Have you noticed those ads on brain health? They are on television, on social media, and well, pretty much everywhere. And they always catch my attention. No matter your age, doesn’t having a top-notch functioning brain sound like an excellent plan?
Several different authors have suggested that our brains would be more flexible and vital if we learned a second language. Hmm. I decided that had possibilities. I had taken two years of French in high school, back when the dinosaurs roamed the earth, and perhaps I might even remember a bit of it.
So I started searching online. I was on a mission now. Find out how to learn a second language and improve my brain. I asked a friend, who recommended Duolingo, a free language-learning app. I downloaded it, and I was off to learn French.
For those of you saying, “Oh, no. That would be hard!”, yes, of course. It takes practice and some work. But putting in that effort is what increases our brain health and power. Sounds like a winner to me. And I’m discovering it’s very interesting, too. Here are some examples:
I started noticing what we don’t have words for in English. Did you notice that we are a bipolar language? In other words, we tend to speak most often in opposites. In my opinion, we have very few words to describe something that is in the middle.
For example, if I say something is ‘hot’, the opposite word is ‘cold’. The middle word to describe halfway between hot and cold is ‘warm’. But having that middle word is a rarity. Would you like to have some fun with this?
Read each word in the list here, then say the opposite word (like hot/cold), and then the word that describes halfway between each (warm).
- Difficult; 2. Rich; 3. Open; 4. Success.

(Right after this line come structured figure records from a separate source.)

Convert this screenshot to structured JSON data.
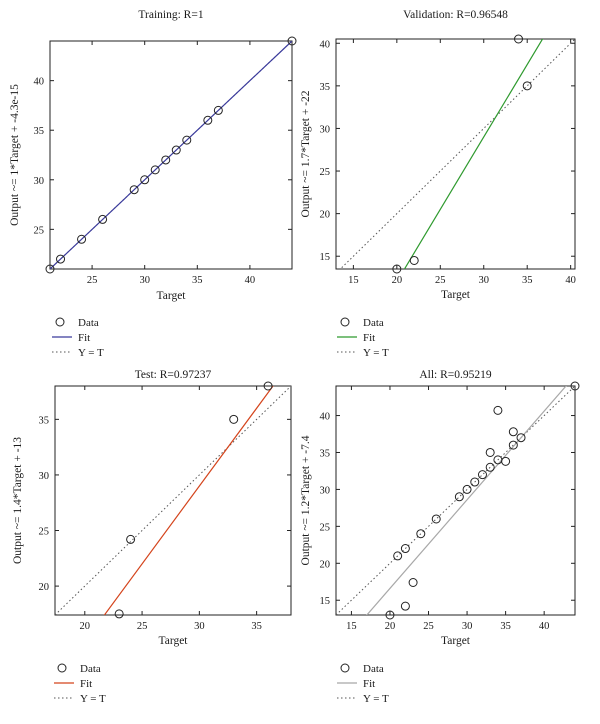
{
  "chart_data": [
    {
      "type": "scatter",
      "title": "Training: R=1",
      "xlabel": "Target",
      "ylabel": "Output ~= 1*Target + -4.3e-15",
      "xlim": [
        21,
        44
      ],
      "ylim": [
        21,
        44
      ],
      "xticks": [
        25,
        30,
        35,
        40
      ],
      "yticks": [
        25,
        30,
        35,
        40
      ],
      "grid": false,
      "fit_color": "#3a3a9c",
      "series": [
        {
          "name": "Data",
          "kind": "points",
          "x": [
            21,
            22,
            24,
            26,
            29,
            30,
            31,
            32,
            33,
            34,
            36,
            37,
            44
          ],
          "y": [
            21,
            22,
            24,
            26,
            29,
            30,
            31,
            32,
            33,
            34,
            36,
            37,
            44
          ]
        },
        {
          "name": "Fit",
          "kind": "line",
          "slope": 1,
          "intercept": 0
        },
        {
          "name": "Y = T",
          "kind": "identity"
        }
      ]
    },
    {
      "type": "scatter",
      "title": "Validation: R=0.96548",
      "xlabel": "Target",
      "ylabel": "Output ~= 1.7*Target + -22",
      "xlim": [
        13,
        40.5
      ],
      "ylim": [
        13.5,
        40.5
      ],
      "xticks": [
        15,
        20,
        25,
        30,
        35,
        40
      ],
      "yticks": [
        15,
        20,
        25,
        30,
        35,
        40
      ],
      "grid": false,
      "fit_color": "#2e9a2e",
      "series": [
        {
          "name": "Data",
          "kind": "points",
          "x": [
            20,
            22,
            34,
            35
          ],
          "y": [
            13.5,
            14.5,
            40.5,
            35
          ]
        },
        {
          "name": "Fit",
          "kind": "line",
          "slope": 1.7,
          "intercept": -22
        },
        {
          "name": "Y = T",
          "kind": "identity"
        }
      ]
    },
    {
      "type": "scatter",
      "title": "Test: R=0.97237",
      "xlabel": "Target",
      "ylabel": "Output ~= 1.4*Target + -13",
      "xlim": [
        17.4,
        38
      ],
      "ylim": [
        17.4,
        38
      ],
      "xticks": [
        20,
        25,
        30,
        35
      ],
      "yticks": [
        20,
        25,
        30,
        35
      ],
      "grid": false,
      "fit_color": "#d4441c",
      "series": [
        {
          "name": "Data",
          "kind": "points",
          "x": [
            23,
            24,
            33,
            36
          ],
          "y": [
            17.5,
            24.2,
            35,
            38
          ]
        },
        {
          "name": "Fit",
          "kind": "line",
          "slope": 1.4,
          "intercept": -13
        },
        {
          "name": "Y = T",
          "kind": "identity"
        }
      ]
    },
    {
      "type": "scatter",
      "title": "All: R=0.95219",
      "xlabel": "Target",
      "ylabel": "Output ~= 1.2*Target + -7.4",
      "xlim": [
        13,
        44
      ],
      "ylim": [
        13,
        44
      ],
      "xticks": [
        15,
        20,
        25,
        30,
        35,
        40
      ],
      "yticks": [
        15,
        20,
        25,
        30,
        35,
        40
      ],
      "grid": false,
      "fit_color": "#a8a8a8",
      "series": [
        {
          "name": "Data",
          "kind": "points",
          "x": [
            20,
            21,
            22,
            22,
            23,
            24,
            26,
            29,
            30,
            31,
            32,
            33,
            33,
            34,
            34,
            35,
            36,
            36,
            37,
            44
          ],
          "y": [
            13,
            21,
            14.2,
            22,
            17.4,
            24,
            26,
            29,
            30,
            31,
            32,
            33,
            35,
            34,
            40.7,
            33.8,
            36,
            37.8,
            37,
            44
          ]
        },
        {
          "name": "Fit",
          "kind": "line",
          "slope": 1.2,
          "intercept": -7.4
        },
        {
          "name": "Y = T",
          "kind": "identity"
        }
      ]
    }
  ]
}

Isn’t that something? The opposite words are easy. But in English, to describe something in the middle, we find ourselves saying some version of ‘average’, ‘medium’ or ‘middle’, or having to use one of the opposite words as in “halfway open”. So if we are speaking only in English, we tend to speak in opposites.
Doesn’t it seem that this could affect how we perceive people and situations? As an example, let’s say we’re dating someone. He’s not the most handsome person ever. But he’s absolutely not ugly either. What is he? Hmm…. But if we say ‘He’s average.’, it sounds a bit negative. So, I guess I would look for something that is a really ‘great’ characteristic, like “He’s got a great personality.”

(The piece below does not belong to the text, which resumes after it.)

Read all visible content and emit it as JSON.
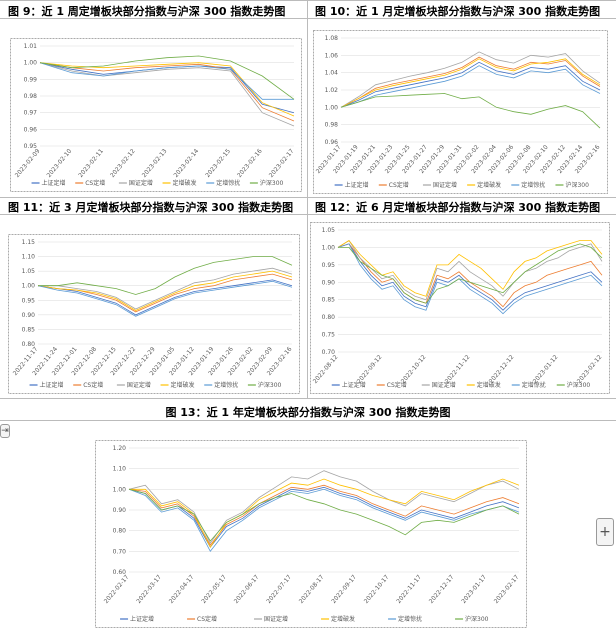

And that made me want to learn more about how language can change the way we describe things. I found a YouTube ‘Ted Talk’ clip about speaking in Chinese. The speaker said it’s easier to save money if you speak about it in Chinese. That caught my interest. Turns out, according to him, in Chinese, you aren’t able to say ‘some day’ about saving money. If you talk about it, the Chinese language structure indicates it is happening right now. Wow! Wouldn’t that make it easier to get myself in gear if I said, “I am saving money right this minute.”?
As you can tell, I was intrigued by how languages can be so different, and I’m still only scratching the surface. For example. another difference between languages is that sometime nouns (You know – the name of a person, place or thing.) have gender. Yes! And I wonder how that started and who decided which gender something is.

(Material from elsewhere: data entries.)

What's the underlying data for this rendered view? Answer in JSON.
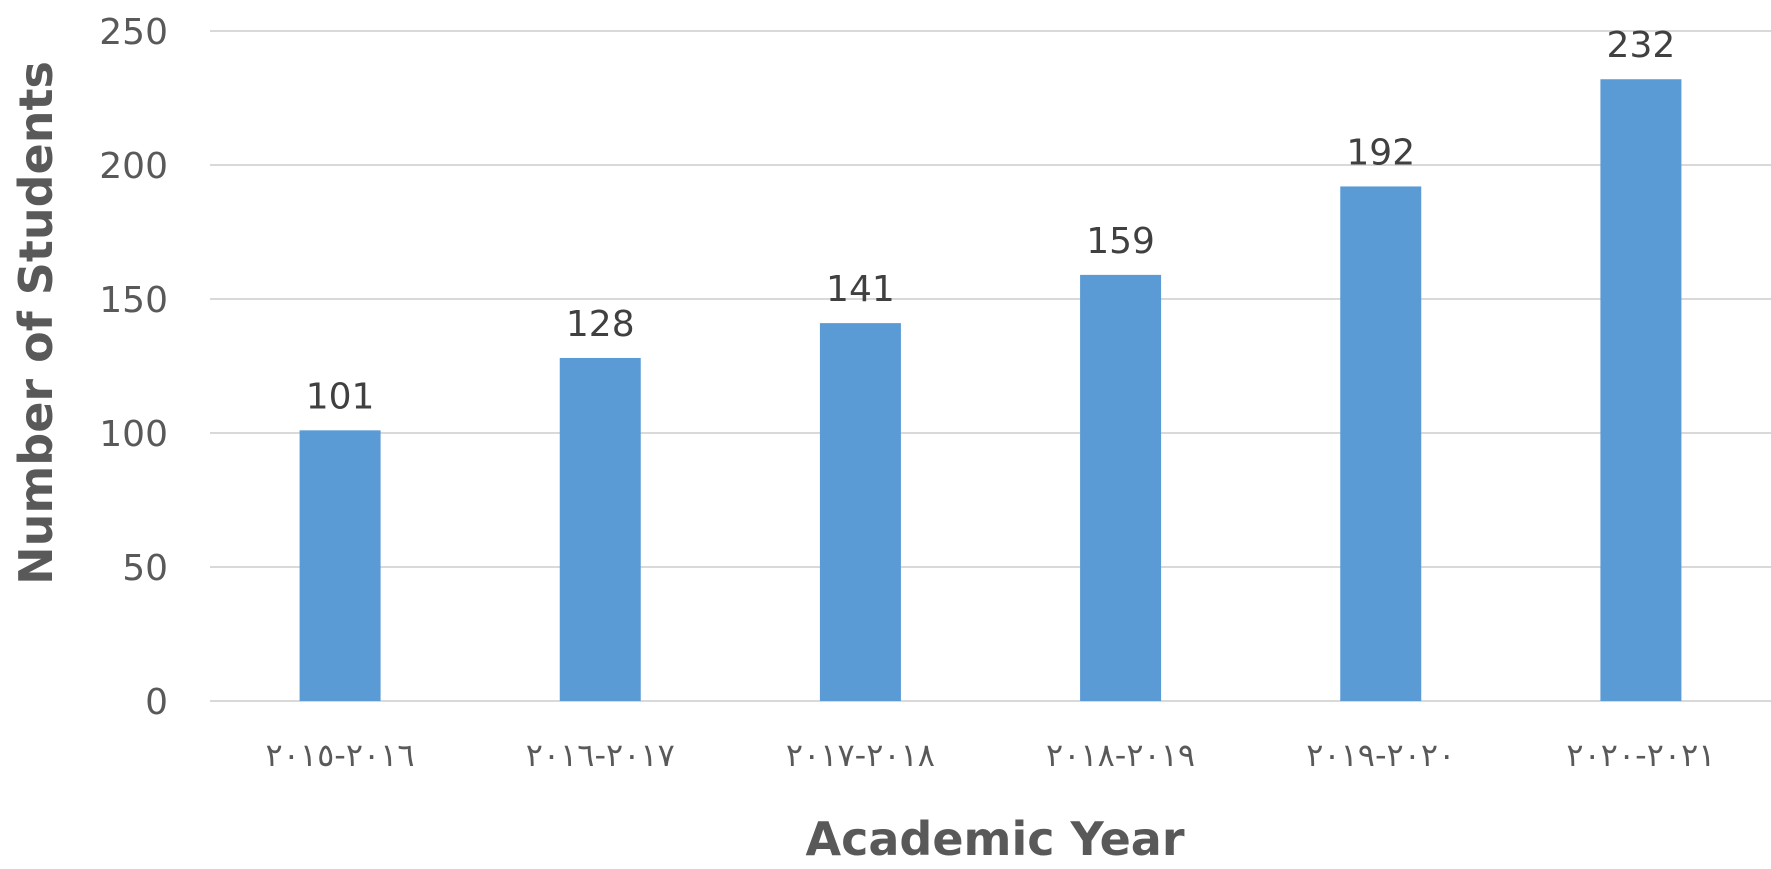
{
  "chart_data": {
    "type": "bar",
    "title": "",
    "xlabel": "Academic Year",
    "ylabel": "Number of Students",
    "categories": [
      "٢٠١٦-٢٠١٥",
      "٢٠١٧-٢٠١٦",
      "٢٠١٨-٢٠١٧",
      "٢٠١٩-٢٠١٨",
      "٢٠٢٠-٢٠١٩",
      "٢٠٢١-٢٠٢٠"
    ],
    "values": [
      101,
      128,
      141,
      159,
      192,
      232
    ],
    "ylim": [
      0,
      250
    ],
    "yticks": [
      0,
      50,
      100,
      150,
      200,
      250
    ],
    "data_labels": true,
    "grid": true,
    "legend": "none",
    "colors": {
      "bar": "#5b9bd5",
      "grid": "#d9d9d9",
      "tick_text": "#595959",
      "axis_title": "#595959",
      "data_label": "#404040"
    }
  }
}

In French, for example, apples are feminine. ‘la pomme’. But dogs are masculine. ‘le chien’. That wakes up my brain. And now I’m looking forward to finding out how you indicate that your particular dog is a girl. That will be helpful to know in conversation.
As I studied, I had to learn a new order for the words in a sentence. ‘My dog’ in English is said as ‘the dog of me’ in French.
And you know how we say a ‘white house’ in English? If we think in English, we first look at the color, and then the object itself.
But I found out that in Spanish, we say ‘Casa blanca’. First we focus on the object, the house, and then we describe the color. I never thought of that before. So if I’m speaking a different language, it helps me be more observant. I look at things in both ways. Who knew that a new language could provide such rich brain food?
The more I learn, the more interesting it becomes. I suspect that learning all these new things are what the authors of those article meant about improving our brains. Studying a new way to talk helps our brains stay more active and elastic.
What I have noticed personally is that since I have been spending about twenty minutes a day on this, my brain does seem more alert. That’s priceless. Perhaps it is a complete coincidence, or perhaps it’s because I’m stretching myself, and using my brain to learn something new. And because learning French is so much fun, I’ve added in Spanish and Italian, too.
So if this seems interesting and fun to you, perhaps, you, too, might enjoy learning a new language. And we could practice together. Parlez-vous français? Do you speak French?